Большую роль в досуге воронежцев в этот период играли театр и кино. «Вечером решили отпраздновать сдачу экзаменов походом в театр. […] Пьеса произвела громадное впечатление. Как смело там говорится о всех наших недостатках, о неумении воевать и необходимости учиться у немцев военному искусству. […] Говорят, что Корнейчук написал „Фронт” во время своего пребывания в Воронеже, и почти все действующие лица списаны с живых лиц. Горлов изображает Тимошенко, который теперь в отставке, а тогда был в Воронеже. А „мэр” города – наш Мирошниченко. […] Вчера я была на конференции зрителей о работе театров Драмы и Музкомедии. Выступали с докладами Энгелькрон и Лазарев, затем много зрителей. В основном все хвалили, недостатки отмечали, но меньше. Выступал наш Майский (наш потому, что он читает нашим филологам) и заявил, что наши театры – на одном из первых мест в РСФСР. После было выступление хора Массалитинова. Такие жизнерадостные свежие номера, хорошие голоса, хорошие костюмы. Программа почти вся новая, победная!.. Вчера была в театре на „Так и будет” Симонова. Впечатление очень большое. […] Там так всё жизненно, современно, так трогают переживания героев, что хотелось смотреть пьесу без конца, не расставаясь с её героями. Савельева очень хорошо играл Папов, да что хорошо – замечательно!
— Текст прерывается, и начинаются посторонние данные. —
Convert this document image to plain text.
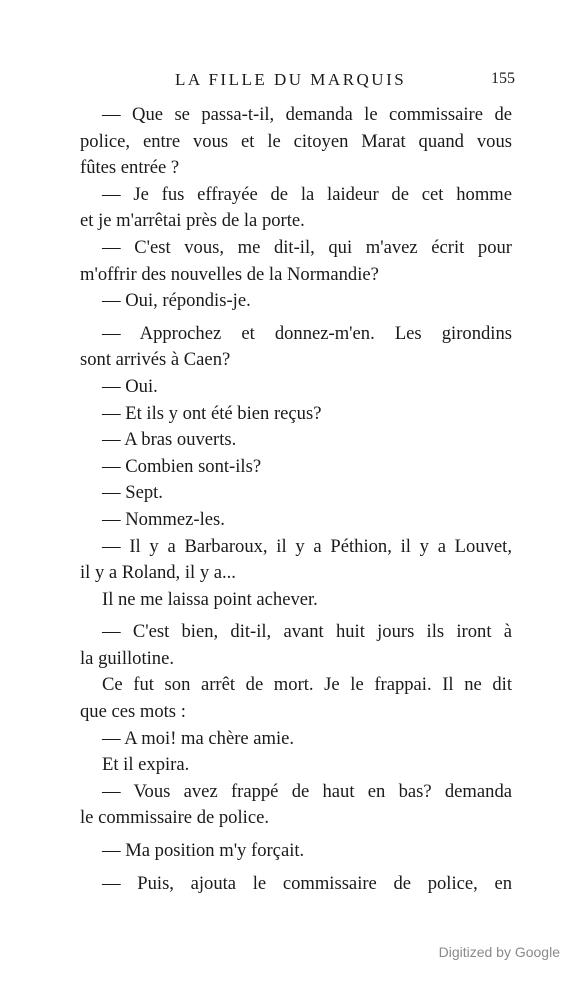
LA FILLE DU MARQUIS	155
— Que se passa-t-il, demanda le commissaire de
police, entre vous et le citoyen Marat quand vous
fûtes entrée ?
— Je fus effrayée de la laideur de cet homme
et je m'arrêtai près de la porte.
— C'est vous, me dit-il, qui m'avez écrit pour
m'offrir des nouvelles de la Normandie?
— Oui, répondis-je.
— Approchez et donnez-m'en. Les girondins
sont arrivés à Caen?
— Oui.
— Et ils y ont été bien reçus?
— A bras ouverts.
— Combien sont-ils?
— Sept.
— Nommez-les.
— Il y a Barbaroux, il y a Péthion, il y a Louvet,
il y a Roland, il y a...
Il ne me laissa point achever.
— C'est bien, dit-il, avant huit jours ils iront à
la guillotine.
Ce fut son arrêt de mort. Je le frappai. Il ne dit
que ces mots :
— A moi! ma chère amie.
Et il expira.
— Vous avez frappé de haut en bas? demanda
le commissaire de police.
— Ma position m'y forçait.
— Puis, ajouta le commissaire de police, en
Digitized by Google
Ольгу – Шмидт, профессора – Шатов, Анну Григорьевну – Мариуц и т. д.». (Проторчина В. М. Мои студенческие годы (1941–1945). Воронеж, 2000. С. 43, 45, 47);
«На посёлке нас жило пять друзей: 3 Виктора, Иван и Анатолий. Разница в возрасте была 1–2 года. У всех отцы не вернулись с войны. Где сейчас дворец им. 50-летия Октября находилось административное здание. Во время войны оно было разрушено, уцелело левое крыло, там было узкое длинное помещение, его и приспособили под кинозал. Нас, детвору, пускали бесплатно. Фильмы были трофейные с субтитрами и отечественные про войну. Помню фильмы „Тарзан”, „Чёртово ущелье”, „Два бойца”, „Подвиг разведчика” и другие». (Лямцев В. Г. // Нашему Воронежу – 425 лет. Воронеж, 2011. С. 19).